Wakaf  berfungsi  untuk  mewujudkan  potensi  dan  manfaat  ekonomis  harta benda wakaf untuk kepentingan ibadah dan untuk memajukan kesejahteraan umum. Kemajuan dan peningkatan ekonomi umat, bantuan kepada fakir miskin.

B.     Sejarah Wakaf
Dalam  sejarah Islam, Wakaf dikenal sejak  masa  Rasulullah  SAW karena wakaf disyariatkan setelah nabi SAW tahun kedua Hijriyah. Ada dua pendapat yang berkembang  di  kalangan Fuqaha  tentang   siapa  yang   pertama   kali   melaksanakan syariat wakaf. Menurut sebagian pendapat ulama mengatakan bahwa yang pertama kali melaksanakan wakaf adalah Rasulullah SAW ialah wakaf tanah milik Nabi SAW untuk   dibangun   masjid.   Keberadaan   wakaf   sejak   masa   Rasulullah   saw,   telah diriwayatkan oleh Abdullah Bin Umar, bahwa umar bin khatab mendapat sebidang tanah di khaibar. Lalu umar bin kahatab menghadap Rasul untuk memohon petunjuk tentang apa yang sepatutnya dilakukan terhadap tanah tersebut. Lalu Rasul menjawab jika   engkau   mau   tahanlah   tanah   itu   laku   engkau   sedekahkan.   Lalu   umar menyedekahkan dan mensyaratkan bahwa tanah itu tidak boleh diwariskan. Umara saluran hasil tanah itu untuk orang-orang fakir, ahli familinya, membebaskan budak, orang-orang yang berjuang fisabililah. Masa-masa itu wakaf pertama dalam islam yang  dilakukan   oleh   Umar  Bin   khatab,  kemudian   disusul   oleh  abu   thalhah  dan sahabat-sahabat nabi Masa dinasti islam Praktek wakaf menjadi lebih luas pada masa dinasti   Umayah   dan   dinasti   Abbasiyah,   semua   orang   berduyun-duyun   untuk melaksanakan wakaf, dan wakaf tidak hanya untuk orang-orang fakir dan miskin saja, tetapi wakaf menjadi modal untuk membangun lembaga pendidikan, membangun perpustakaan dan membayar gaji para statnya, gaji para guru dan beasiswa untuk para siswa dan mahasiswa. Wakaf pada mulanya hanyalah keinginan seseorang yang ingin berbuat baik dengan kekayaan yang dimilikinya dan dikelola secara individu tanpa ada aturan yang pasti. Namun setelah masyarakat Islam merasakan betapa manfaatnya lembaga wakaf, maka timbullah keinginan untuk mengatur perwakafan dengan baik.
Kemudian dibentuk lembaga yang mengatur wakaf untuk mengelola, memelihara dan menggunakan harta wakaf, baik secara umum seperti masjid atau secara individu atau keluarga   Pada   masa   dinasti   Umayyah,   terbentuk   lembaga   wakaf   tersendiri sebagaimana lembaga lainnya dibawah pengawasan hakim. Lembaga wakaf inilah yang pertama kali dilakukan dalam administrasi wakaf di Mesir, bahkan diseluruh negara Islam. Pada masa dinasti Abbasiyah terdapat lembaga wakaf yang disebut dengan “shadr al-Wuquuf” yang mengurus administrasi dan memilih staf pengelola lembaga wakaf. Demikian perkembangan wakaf pada masa dinasti Umayyah dan Abbasiyah yang  manfaatnya  dapat  dirasakan  oleh  masyarakat,  sehingga  lembaga wakaf berkembang searah dengan pengaturan administrasinya.

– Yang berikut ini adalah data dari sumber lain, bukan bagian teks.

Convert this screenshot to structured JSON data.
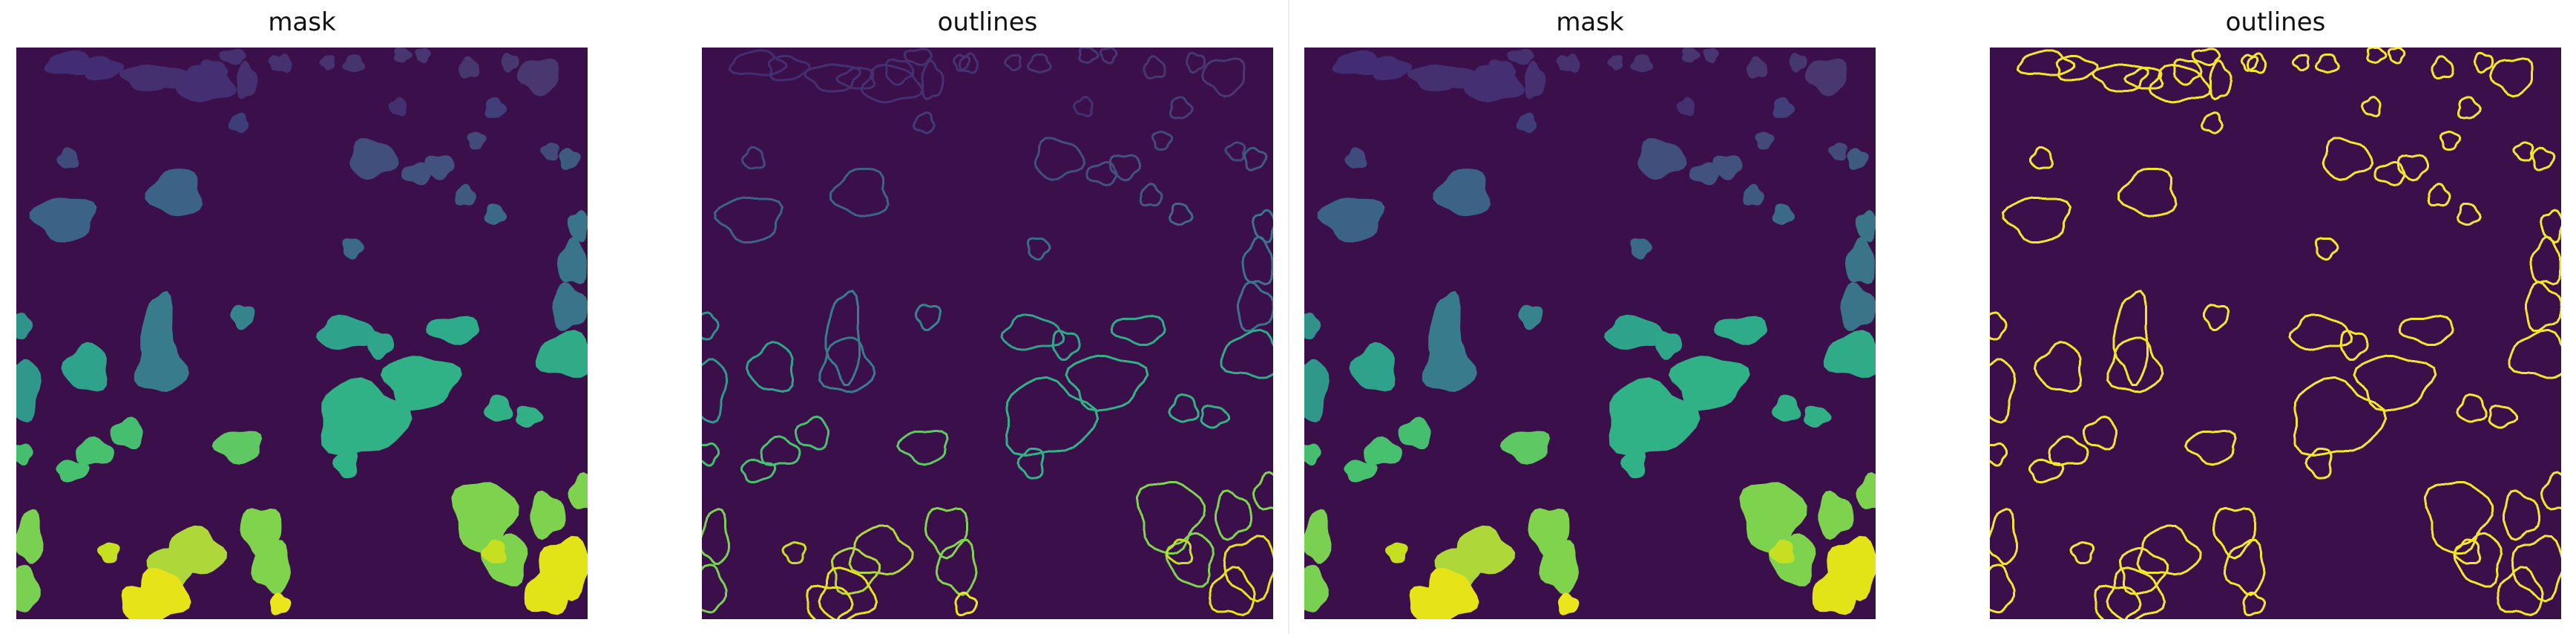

Pada   masa   dinasti   Ayyubiyah   di   Mesir   perkembangan   wakaf   cukup menggembirakan, dimana hampir semua tanah-tanah pertanian menjadi harta wakaf dan semua dikelola oleh negara dan menjadi milik negara (baitul mal). Lembaga wakaf yang berasal dari agama Islam ini telah diterima menjadi hukum adat bangsa Indonesia sendiri. Di samping itu, suatu kenyataan pula bahwa di Indonesia terdapat banyak benda wakaf, baik wakaf benda bergerak ataupun benda tak bergerak. Dalam perjalanan sejarah wakaf terus berkembang dan akan selalu berkembang bersamaan dengan laju perubahan zaman dengan berbagai inovasi-inovasi yang relevan seperti bentuk wakaf uang, wakaf Hak atas Kekayaan Intelektual (Haki). Di Indonesia sendiri saat ini wakaf kian mendapat perhatian yang cukup serius dengan diterbitkannya Undang-Undang No. 41 Tahun 2004 tentang wakaf dan PP No. 42 Tahun 2006 tentang pelaksanaannya.

C.    Dasar Hukum Wakaf
Secara umum tidak terdapat ayat al-Quran yang menerangkan konsep wakaf secara   jelas.   Oleh   karena   wakaf   termasuk   infaq   fi   sabilillah,   maka   dasar   yang digunakan   para   ulama   dalam   menerangkan   konsep   wakaf   ini   didasarkan   pada keumuman ayat-ayat al-Quran yang menjelaskan tentang infaq fi sabilillah. Artinya : "Hai orang-orang yang beriman, nafkahkanlah (di jalan Allah) sebagian dari hasil usahamu yang baik-baik dan sebagian dari apa yang Kami keluarkan dari bumi untuk kamu. dan janganlah kamu memilih yang buruk-buruk lalu kamu menafkahkan daripadanya, Padahal kamu sendiri tidak mau mengambilnya melainkan dengan memincingkan mata terhadapnya. dan ketahuilah, bahwa Allah Maha Kaya lagi Maha Terpuji." (Q.S al-Baqarah:267).
Artinya : "Kamu sekali-kali tidak sampai kepada kebajikan (yang sempurna), sebelum kamu menafkahkan sehahagian harta yang kamu cintai. dan apa saja yang kamu nafkahkan Maka Sesungguhnya Allah mengetahuinya." (Q.S ali Imran:92).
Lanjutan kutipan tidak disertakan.